A little like Royal Mail delivering spam through my letter box every week - it helps to keep all those Posties employed
Now that could provide an interesting way to limit these calls.
As the telcos record the metadata for all calls through their network it would be relatively simple to identify bulk calling and just switch it off. Legitimate bulk callers (if any exist) would have to register with their telco.
Simple penalty, money raised from each call is credited to the call recipients phone bill.
Make the telcos pay and they'll find ways to stop it overnight.
Seriously, on landline or mobile, I don't get them.. And I've had my mobile number since before the '07' prefix was added and got it in a bundle on One2One, so it's fair to say it's been a while.
Not only me, but I can't think of anyone I know who get's these calls, so I'm assuming some poor sods get 100s of the things. So what are they doing that gets them the grief? I can't help but wonder if at least in part somewhat self inflicted....?
No, like people who send their mobile numbers to any 'promotion' on Facebook. People who text for info on PPI claims, and people who insert their numbers on every piece of online marketing.
So absolutely nothing like your crass and disingenuous comment.
So despite the inevitable down votes no one has any ideas how the disparity comes about? It's a genuine observation.
Serious reply.
Our landline was a new number in 2013 when we moved, there is a chance it was used before. It's been given to two close family members only otherwise people are told to call our mobiles. The line is only really there for VDSL. It does get occasional calls (perhaps once a month) but since we don't answer it I've no idea whether they're spam or not. If they are junk it's likely an auto dialler block dialling every number in our STD code than because someone has that number from a previous subscriber.

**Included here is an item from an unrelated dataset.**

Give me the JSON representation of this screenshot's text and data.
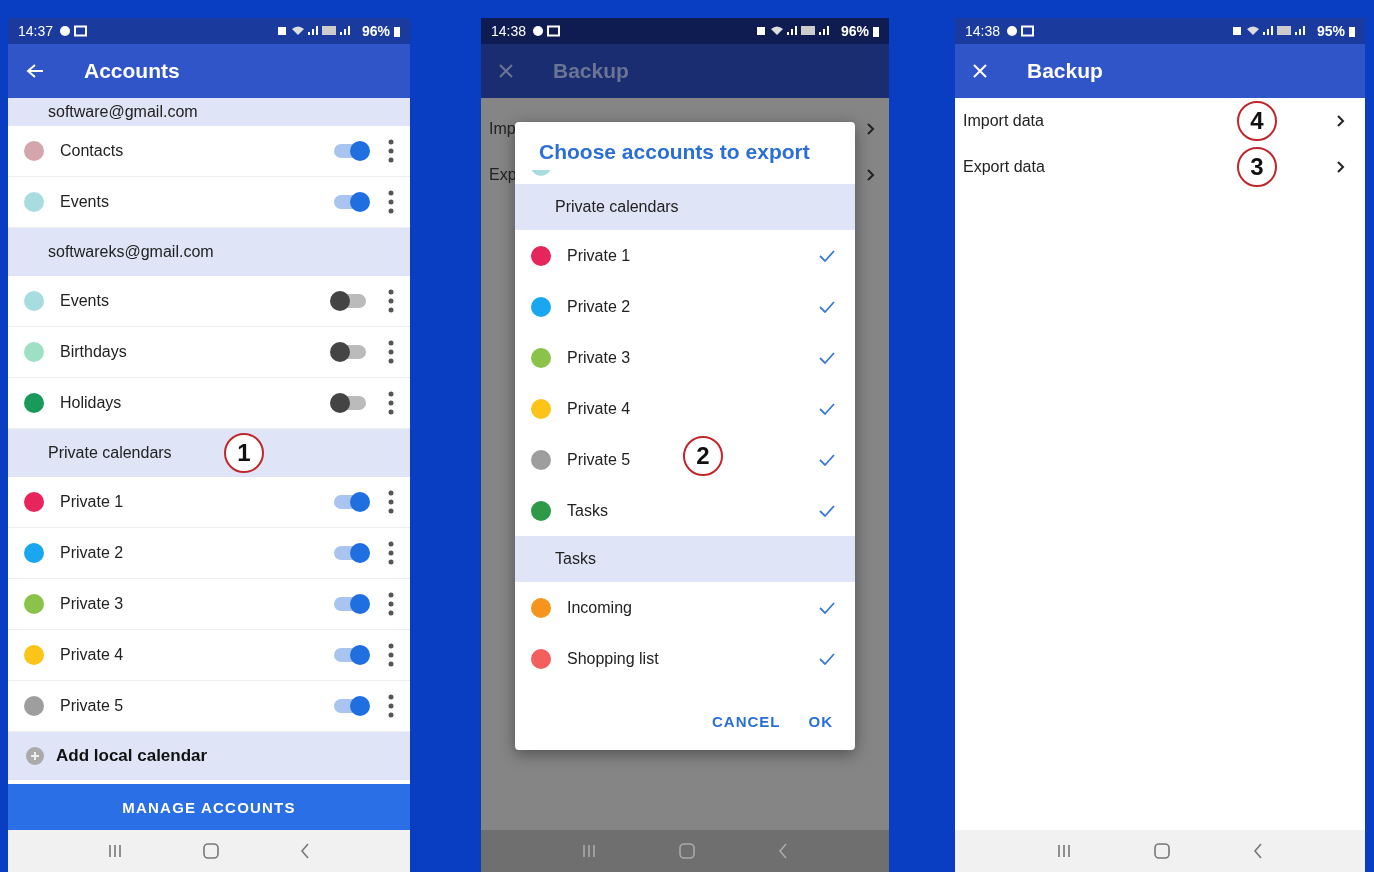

My mobile number is from 2005 so likely new and unused before, but I'm also picky who I give it to (I have an older burner number to give to companies who demand one). It gets about 5 spam texts a year which are reported to my network but otherwise most of the spam I get on that is from my sodding network operator!
So I agree with you - not sure if it's me but I don't get many and consider myself lucky.

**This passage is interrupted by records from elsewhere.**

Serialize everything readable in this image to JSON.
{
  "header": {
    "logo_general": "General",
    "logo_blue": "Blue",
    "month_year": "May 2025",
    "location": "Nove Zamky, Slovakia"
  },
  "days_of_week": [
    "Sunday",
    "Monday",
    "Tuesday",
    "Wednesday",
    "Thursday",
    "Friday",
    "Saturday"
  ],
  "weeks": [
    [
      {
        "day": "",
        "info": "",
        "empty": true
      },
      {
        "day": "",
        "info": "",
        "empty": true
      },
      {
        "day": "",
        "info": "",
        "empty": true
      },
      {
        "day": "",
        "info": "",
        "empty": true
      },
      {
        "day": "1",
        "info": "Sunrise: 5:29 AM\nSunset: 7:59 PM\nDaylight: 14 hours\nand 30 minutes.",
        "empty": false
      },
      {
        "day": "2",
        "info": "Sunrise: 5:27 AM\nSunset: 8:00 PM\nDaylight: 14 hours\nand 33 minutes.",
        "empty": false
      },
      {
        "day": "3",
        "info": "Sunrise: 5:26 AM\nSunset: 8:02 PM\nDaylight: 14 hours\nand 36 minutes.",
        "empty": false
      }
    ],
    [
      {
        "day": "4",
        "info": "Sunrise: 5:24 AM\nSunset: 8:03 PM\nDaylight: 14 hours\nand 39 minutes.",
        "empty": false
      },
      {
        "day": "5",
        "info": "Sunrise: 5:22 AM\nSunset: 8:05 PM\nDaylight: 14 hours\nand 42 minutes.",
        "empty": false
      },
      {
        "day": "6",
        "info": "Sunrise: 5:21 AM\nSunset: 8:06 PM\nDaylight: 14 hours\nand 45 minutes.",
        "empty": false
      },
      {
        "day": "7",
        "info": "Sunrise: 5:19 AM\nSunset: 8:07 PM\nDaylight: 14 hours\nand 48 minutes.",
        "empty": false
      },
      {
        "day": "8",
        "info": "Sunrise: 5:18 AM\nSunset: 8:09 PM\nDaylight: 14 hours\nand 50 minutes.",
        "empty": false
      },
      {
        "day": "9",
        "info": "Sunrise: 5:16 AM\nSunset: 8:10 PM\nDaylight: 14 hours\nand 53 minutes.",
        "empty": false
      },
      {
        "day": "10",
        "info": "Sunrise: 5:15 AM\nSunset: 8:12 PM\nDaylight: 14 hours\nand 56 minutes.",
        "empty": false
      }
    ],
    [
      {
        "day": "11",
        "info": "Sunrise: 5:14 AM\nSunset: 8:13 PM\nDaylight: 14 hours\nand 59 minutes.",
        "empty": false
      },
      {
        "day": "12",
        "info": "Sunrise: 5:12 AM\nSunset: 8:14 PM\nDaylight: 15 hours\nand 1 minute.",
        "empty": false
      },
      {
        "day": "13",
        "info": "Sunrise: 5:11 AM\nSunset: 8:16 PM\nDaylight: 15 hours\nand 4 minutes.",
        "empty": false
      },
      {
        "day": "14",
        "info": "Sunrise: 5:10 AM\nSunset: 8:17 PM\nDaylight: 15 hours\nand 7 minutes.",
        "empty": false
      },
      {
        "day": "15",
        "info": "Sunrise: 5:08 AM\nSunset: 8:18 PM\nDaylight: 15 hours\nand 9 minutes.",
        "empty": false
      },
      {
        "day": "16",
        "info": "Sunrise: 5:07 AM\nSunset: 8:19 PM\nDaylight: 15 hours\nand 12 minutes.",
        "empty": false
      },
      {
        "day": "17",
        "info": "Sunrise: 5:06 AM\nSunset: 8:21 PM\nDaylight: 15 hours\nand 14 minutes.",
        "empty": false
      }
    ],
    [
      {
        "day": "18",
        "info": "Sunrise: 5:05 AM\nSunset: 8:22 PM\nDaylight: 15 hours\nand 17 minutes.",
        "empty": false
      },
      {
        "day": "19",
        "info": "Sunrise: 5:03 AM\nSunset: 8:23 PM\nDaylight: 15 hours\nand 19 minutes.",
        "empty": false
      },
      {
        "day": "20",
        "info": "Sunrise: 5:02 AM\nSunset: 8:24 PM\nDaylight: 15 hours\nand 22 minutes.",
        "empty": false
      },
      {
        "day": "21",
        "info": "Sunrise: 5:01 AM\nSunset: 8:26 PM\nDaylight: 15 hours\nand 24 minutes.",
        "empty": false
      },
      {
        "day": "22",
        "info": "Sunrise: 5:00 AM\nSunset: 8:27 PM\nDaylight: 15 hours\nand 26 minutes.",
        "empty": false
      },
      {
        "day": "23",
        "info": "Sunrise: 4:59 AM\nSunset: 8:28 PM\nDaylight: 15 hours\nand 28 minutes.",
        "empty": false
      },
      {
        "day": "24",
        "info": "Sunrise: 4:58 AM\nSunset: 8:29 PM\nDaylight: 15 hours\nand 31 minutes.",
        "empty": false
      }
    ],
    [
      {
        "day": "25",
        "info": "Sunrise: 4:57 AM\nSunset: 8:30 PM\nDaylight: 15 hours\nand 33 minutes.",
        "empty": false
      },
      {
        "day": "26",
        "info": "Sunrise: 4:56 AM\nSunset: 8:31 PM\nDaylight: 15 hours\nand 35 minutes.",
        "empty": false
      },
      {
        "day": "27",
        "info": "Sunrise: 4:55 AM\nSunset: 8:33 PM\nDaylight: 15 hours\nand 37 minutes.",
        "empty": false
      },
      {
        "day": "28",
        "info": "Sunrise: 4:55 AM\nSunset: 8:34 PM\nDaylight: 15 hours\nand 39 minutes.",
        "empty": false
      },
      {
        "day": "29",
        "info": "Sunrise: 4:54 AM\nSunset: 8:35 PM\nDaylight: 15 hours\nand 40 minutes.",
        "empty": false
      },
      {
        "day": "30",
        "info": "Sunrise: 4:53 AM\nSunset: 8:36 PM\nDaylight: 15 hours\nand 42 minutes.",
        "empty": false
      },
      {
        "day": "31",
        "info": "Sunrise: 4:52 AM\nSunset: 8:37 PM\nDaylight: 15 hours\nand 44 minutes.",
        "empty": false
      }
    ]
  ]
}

I just don't answer my cell phone unless it's a number in my contacts. If it's important, they'll leave a voicemail.
We have a free "land line" from T-Mobile, but we don't use it, no one knows the number, so the several calls we get a week are entirely spam. We did notice that T-Mobile at least started marking some calls as "potential scammer", which is nice. It's also easier to just unplug the thing and move on with our lives.
Even a small fee (a few cents a call) would basically put an end to this B.S. wouldn't it? I know people have proposed that for email before. Make exceptions for A) contacts that I choose [none of that pre-established business relationship B.S.] B) government entities and C) nope, I think that's about it.
Maybe I can sign up for a 900 (toll) number for my personal use?
... they could easily stop it. I mean, the "security services" know perfectly well whenever each of us takes a dump or combs her hair - not to mention reading all our emails and listening in to our phone calls. They certainly - admittedly - have all the metadata, including which number called which other number when.
So they could easily call in the SAS or whatever and take those bastards out if they wanted. (For the soft-hearted among us, make that the Special Law Services).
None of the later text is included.